何太冲心想,自己怎么说也是一派掌门,哪能这么轻易就对一后生动手?还是两人联手,传出去还怎么在江湖上立足?而且现在还不知道这小子的来历,万一这小子来头太大,自己一入中原便得罪大敌实在不妥。
“怎么,你怕啦?”见何太冲犹豫,班淑娴又怒道:“何太冲,妄你为昆仑派掌门,一派之主,如今妻子受了羞辱,你又要做缩头乌龟么?”
听见“缩头乌龟”四个字,何太冲眼中顿时喷出火花,这火花是对班淑娴产生的,但他终究不敢对班淑娴怒目而视,只得看向前方。
他的前方自然便是张翠山,张翠山见何太冲对自己怒目直视,心里丝毫不惧,反而笑道:“来就来吧,弟子不行师父上,妻子不上丈夫上,此乃天经地义,没人会说什么,我倒是也想见识见识昆仑派两仪剑法的是否名副其实。
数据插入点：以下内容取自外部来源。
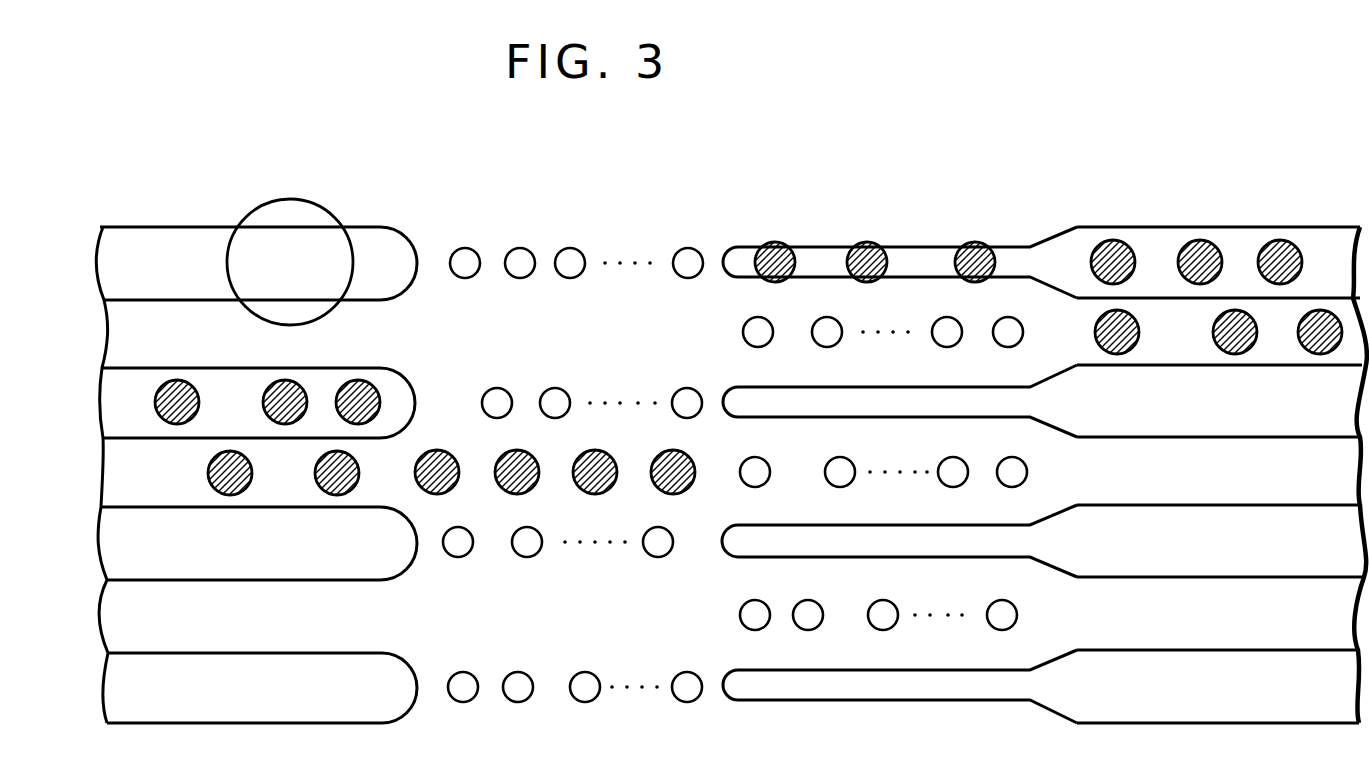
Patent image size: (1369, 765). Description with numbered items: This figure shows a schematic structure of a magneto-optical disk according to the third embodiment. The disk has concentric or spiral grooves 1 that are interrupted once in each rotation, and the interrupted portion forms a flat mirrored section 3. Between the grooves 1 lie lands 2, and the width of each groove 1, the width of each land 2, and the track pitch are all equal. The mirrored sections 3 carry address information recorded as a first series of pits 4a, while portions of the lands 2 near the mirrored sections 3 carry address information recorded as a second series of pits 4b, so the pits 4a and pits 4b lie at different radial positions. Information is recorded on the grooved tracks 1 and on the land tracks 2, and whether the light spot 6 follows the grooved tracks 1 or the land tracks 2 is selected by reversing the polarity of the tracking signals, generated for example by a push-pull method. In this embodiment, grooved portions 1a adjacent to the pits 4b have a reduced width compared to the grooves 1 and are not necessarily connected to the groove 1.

The groove 1 is at (170, 240).
The grooved portion 1a is at (920, 255).
The land 2 is at (1165, 345).
The mirrored section 3 is at (552, 230).
The pits (first series of pits) 4a is at (520, 248).
The pits (second series of pits) 4b is at (827, 317).
The light spot 6 is at (310, 200).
”
何太冲见此,已经知道如今是骑虎难下了,而且他先前担心两人联手会留作笑柄,也随着张翠山的话而烟消云散,于是笑道:“既然阁下想要见识一下我昆仑派的两仪剑法,那何某就献丑了。”
说罢,四周突然冒出二男二女四名年轻弟子,其中一人手捧长剑,一人手捧铁琴,最后两人各执一把拂尘,捧剑男子将长剑举过头顶,何太冲拍了拍袖口后才接过长剑。何太冲持着长剑,如同一位多年未碰过剑的高人一样,先对长剑默默注视了一会儿,随后才拔剑出鞘,顿时剑芒闪烁,确实是一把不可多得的宝剑。
整个过程行云流水,场上安静得落针可闻,让张翠山惊得不行,没想到世上还真有这样的烧包。
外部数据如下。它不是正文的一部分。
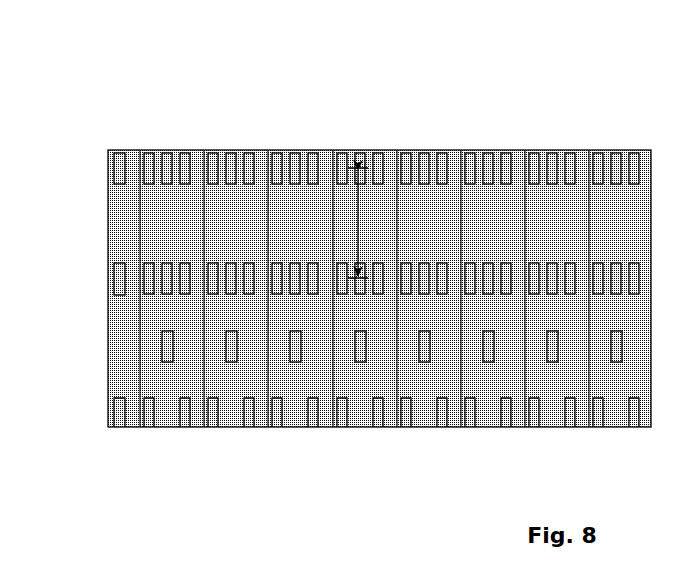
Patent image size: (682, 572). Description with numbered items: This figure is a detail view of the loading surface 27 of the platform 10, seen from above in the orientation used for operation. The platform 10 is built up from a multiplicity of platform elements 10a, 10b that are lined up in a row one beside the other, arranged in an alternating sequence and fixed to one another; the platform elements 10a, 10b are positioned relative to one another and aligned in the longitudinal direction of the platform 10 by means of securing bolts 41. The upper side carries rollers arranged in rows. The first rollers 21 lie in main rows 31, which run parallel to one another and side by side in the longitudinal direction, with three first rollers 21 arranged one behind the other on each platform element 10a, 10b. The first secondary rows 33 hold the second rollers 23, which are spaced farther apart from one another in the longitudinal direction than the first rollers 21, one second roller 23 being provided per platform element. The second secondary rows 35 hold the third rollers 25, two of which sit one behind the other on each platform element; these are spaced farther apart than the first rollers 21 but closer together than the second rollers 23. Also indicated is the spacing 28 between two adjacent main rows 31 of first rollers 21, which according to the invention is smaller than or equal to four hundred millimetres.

The platform 10 is at (262, 62).
The platform element 10a is at (166, 418).
The platform element 10b is at (232, 418).
The first roller 21 is at (118, 168).
The second roller 23 is at (166, 346).
The third roller 25 is at (118, 408).
The loading surface 27 is at (232, 220).
The spacing 28 is at (359, 185).
The main row 31 is at (582, 155).
The first secondary row 33 is at (557, 349).
The second secondary row 35 is at (603, 410).
The securing bolt 41 is at (263, 152).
其实张翠山是误会何太冲了,何太冲做了这么多动作并非是因为他喜欢卖弄,而是因为这把剑来头甚大,乃是昆仑派何足道曾传下来的掌门信物,作为其徒子徒孙要用此剑,自然得要慎之又慎。
“既然阁下要见识一下我派的两仪剑法,不知使用什么武器?”何太冲担心待会儿自己得胜后,会被人传作是借了兵器之刃,因此才如此开口道,当然,他对昆仑派的两仪剑法还是非常自信的。